I considered all this as we clipped along at 180 knots over the ground, diagramming in my head the business end of the throttle cable. I knew it managed multiple features on the carburetor and the turbo’s wastegate. But something was happening under the cowl that wasn’t right. Where was the problem? Nothing made sense.

“Land me now!” the airplane seemed to say more insistently. I stayed the course, and proceeded east. Suddenly the carbon monoxide alarm sounded with a series of piercing chirps. The Home Depot unit I’d tucked under the front passenger seat snapped us to attention. The airplane was talking louder now, and I felt a shot of adrenaline. I had to take action.

So I opened a window. If there was a CO problem, we should get clean air in the cockpit right away and see if would silence the alarm. If not, perhaps there was a problem with the sensor, or its batteries. With a window partially open, the alarm quit. But as soon as the window was closed again, the device chirped non-stop. The problem was carbon monoxide and the alarm was for real.

Mike’s a CFII, but I was pilot in command, and I had some decisions to make.

It was time, perhaps past time, to land the airplane and determine the reason for the unusual throttle position and carbon monoxide leak.

I reduced the power and began a steady descent. We were just west of the Colorado River and Yuma, Arizona, lay ahead, easily within gliding distance. I knew it was a joint-use airport with general aviation, airlines, and military aircraft. Busy place, but I needed to land now, find a mechanic, and answer the aircraft’s pleas for attention.

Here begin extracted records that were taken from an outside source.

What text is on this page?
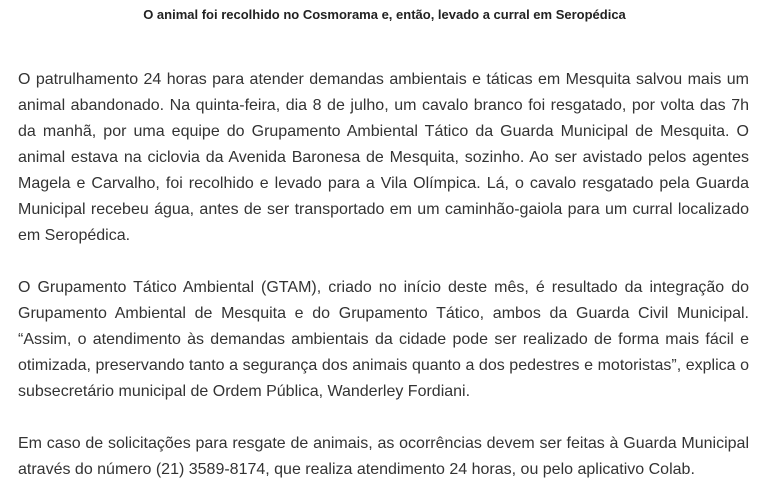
O animal foi recolhido no Cosmorama e, então, levado a curral em Seropédica

O patrulhamento 24 horas para atender demandas ambientais e táticas em Mesquita salvou mais um animal abandonado. Na quinta-feira, dia 8 de julho, um cavalo branco foi resgatado, por volta das 7h da manhã, por uma equipe do Grupamento Ambiental Tático da Guarda Municipal de Mesquita. O animal estava na ciclovia da Avenida Baronesa de Mesquita, sozinho. Ao ser avistado pelos agentes Magela e Carvalho, foi recolhido e levado para a Vila Olímpica. Lá, o cavalo resgatado pela Guarda Municipal recebeu água, antes de ser transportado em um caminhão-gaiola para um curral localizado em Seropédica.

O Grupamento Tático Ambiental (GTAM), criado no início deste mês, é resultado da integração do Grupamento Ambiental de Mesquita e do Grupamento Tático, ambos da Guarda Civil Municipal. “Assim, o atendimento às demandas ambientais da cidade pode ser realizado de forma mais fácil e otimizada, preservando tanto a segurança dos animais quanto a dos pedestres e motoristas”, explica o subsecretário municipal de Ordem Pública, Wanderley Fordiani.

Em caso de solicitações para resgate de animais, as ocorrências devem ser feitas à Guarda Municipal através do número (21) 3589-8174, que realiza atendimento 24 horas, ou pelo aplicativo Colab.
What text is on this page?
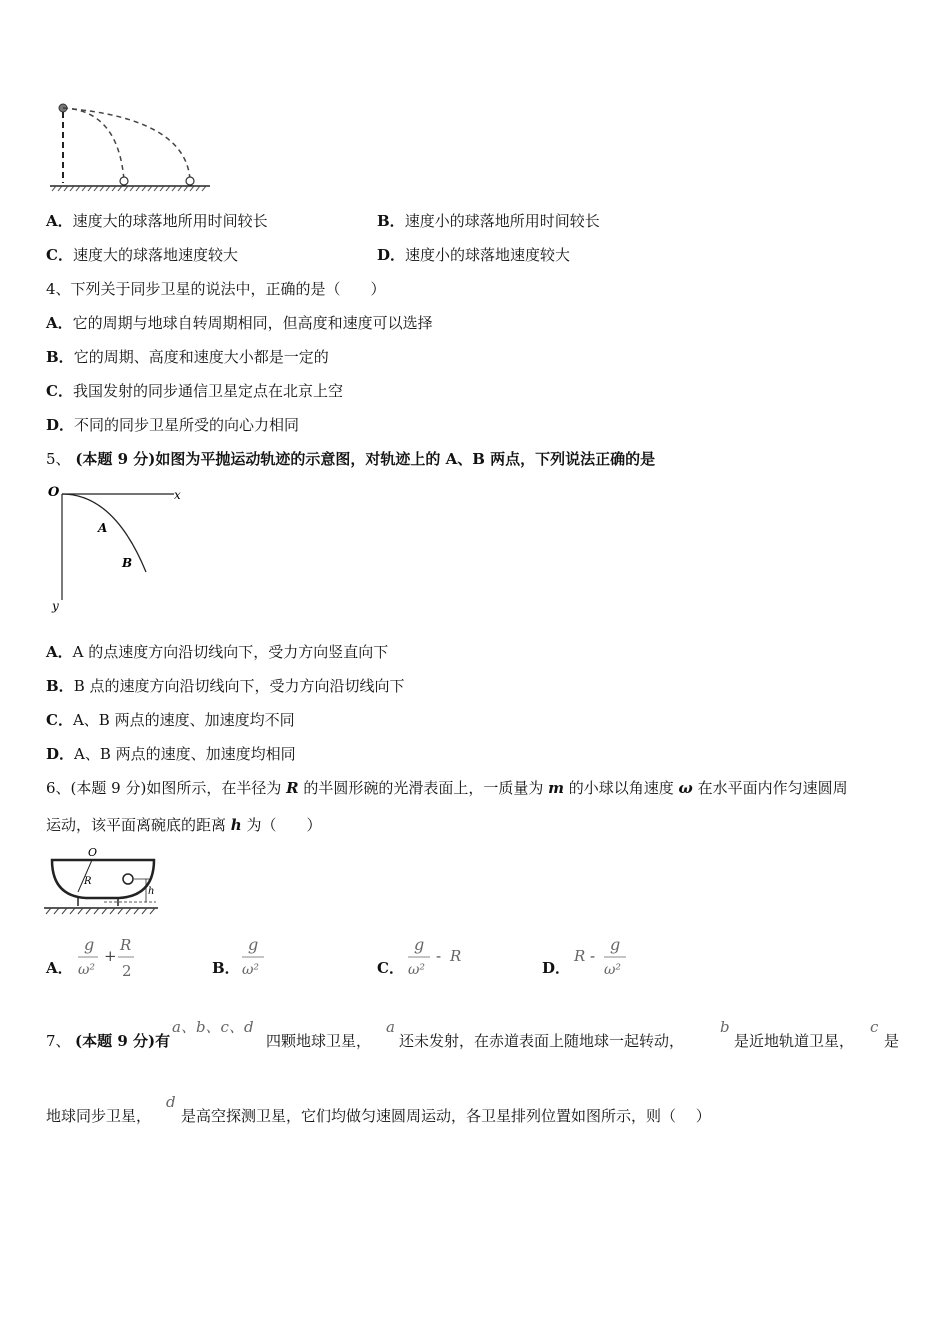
A．速度大的球落地所用时间较长	B．速度小的球落地所用时间较长
C．速度大的球落地速度较大	D．速度小的球落地速度较大
4、下列关于同步卫星的说法中，正确的是（　　）
A．它的周期与地球自转周期相同，但高度和速度可以选择
B．它的周期、高度和速度大小都是一定的
C．我国发射的同步通信卫星定点在北京上空
D．不同的同步卫星所受的向心力相同
5、 (本题 9 分)如图为平抛运动轨迹的示意图，对轨迹上的 A、B 两点，下列说法正确的是
O	x
y
A
B
A．A 的点速度方向沿切线向下，受力方向竖直向下
B．B 点的速度方向沿切线向下，受力方向沿切线向下
C．A、B 两点的速度、加速度均不同
D．A、B 两点的速度、加速度均相同
6、(本题 9 分)如图所示，在半径为 R 的半圆形碗的光滑表面上，一质量为 m 的小球以角速度 ω 在水平面内作匀速圆周
运动，该平面离碗底的距离 h 为（　　）
O
R
h
A．
g
ω²
+
R
2	B．
g
ω²	C．
g
ω²
- R
D．
R -
g
ω²
7、 (本题 9 分)有
a、b、c、d
四颗地球卫星，
a
还未发射，在赤道表面上随地球一起转动，
b
是近地轨道卫星，
c
是
地球同步卫星，
d
是高空探测卫星，它们均做匀速圆周运动，各卫星排列位置如图所示，则（　 ）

Los Angeles Center had been providing VFR flight following. When we switched to Yuma Approach and then Yuma Tower, we advised the controllers that we were making a precautionary landing. The controllers were calm and professional as you’d expect them to be, and we never declared an emergency. We made an uneventful approach and landing and taxied to a maintenance facility. All seemed perfectly normal, and as I shut down, and I began to question why the heck I’d landed with five hours of fuel remaining, and thousands of miles to go before reaching Florida. Had I overreacted? Was this stop really necessary, or was I just wasting time and a tailwind?

As I stepped out of the airplane, however, those thoughts disappeared immediately, and I suddenly appreciated the communiqué the airplane had been trying to deliver. On the left side of the cowling, the paint was gone from an area about the size of my hand. Beneath it, the aluminum skin was badly blistered and nearly melted from excessive heat.

We removed the cowl and the source of the problem quickly became obvious. An exhaust coupling had failed. Also known as a V-band, the linkage secures the exhaust system to the output side of the turbocharger. When it failed, a small gap between the turbocharger and exhaust pipe opened up and allowed superheated exhaust gasses—upwards of 1,600 degrees Fahrenheit—to escape and torch the aluminum cowl just an inch or so away.

Our near-disaster had nothing to do with the throttle cable or its misbehavior. The culprit V-band had been deemed fit to reinstall after exhaust work, and when it failed, the wastegate needed to be opened far wider than normal to make up for boost lost to the broken connection. The V-band, which resembles a hose clamp, is a critical part that must withstand extreme thermal cycles. Without it, hot exhaust was well on its way to burning through the aluminum cowling, and the superheated gas created a serious risk of an in-flight engine fire.

In flying, all pilots must have a certain degree of confidence in their aircraft. But how much you trust the airplane, how well you know it mechanically, and how sensitive you become to its behavior varies widely. For me, I learned that ignoring an airplane’s subtle messages that something isn’t right could prove disastrous. When the airplane speaks, I listen.

Lou Frank, AOPA 860808, is an instrument-rated commercial pilot with about 3,000 flight hours. He has been flying 25 years, lives in San Diego, and has flown throughout the United States and Mexico.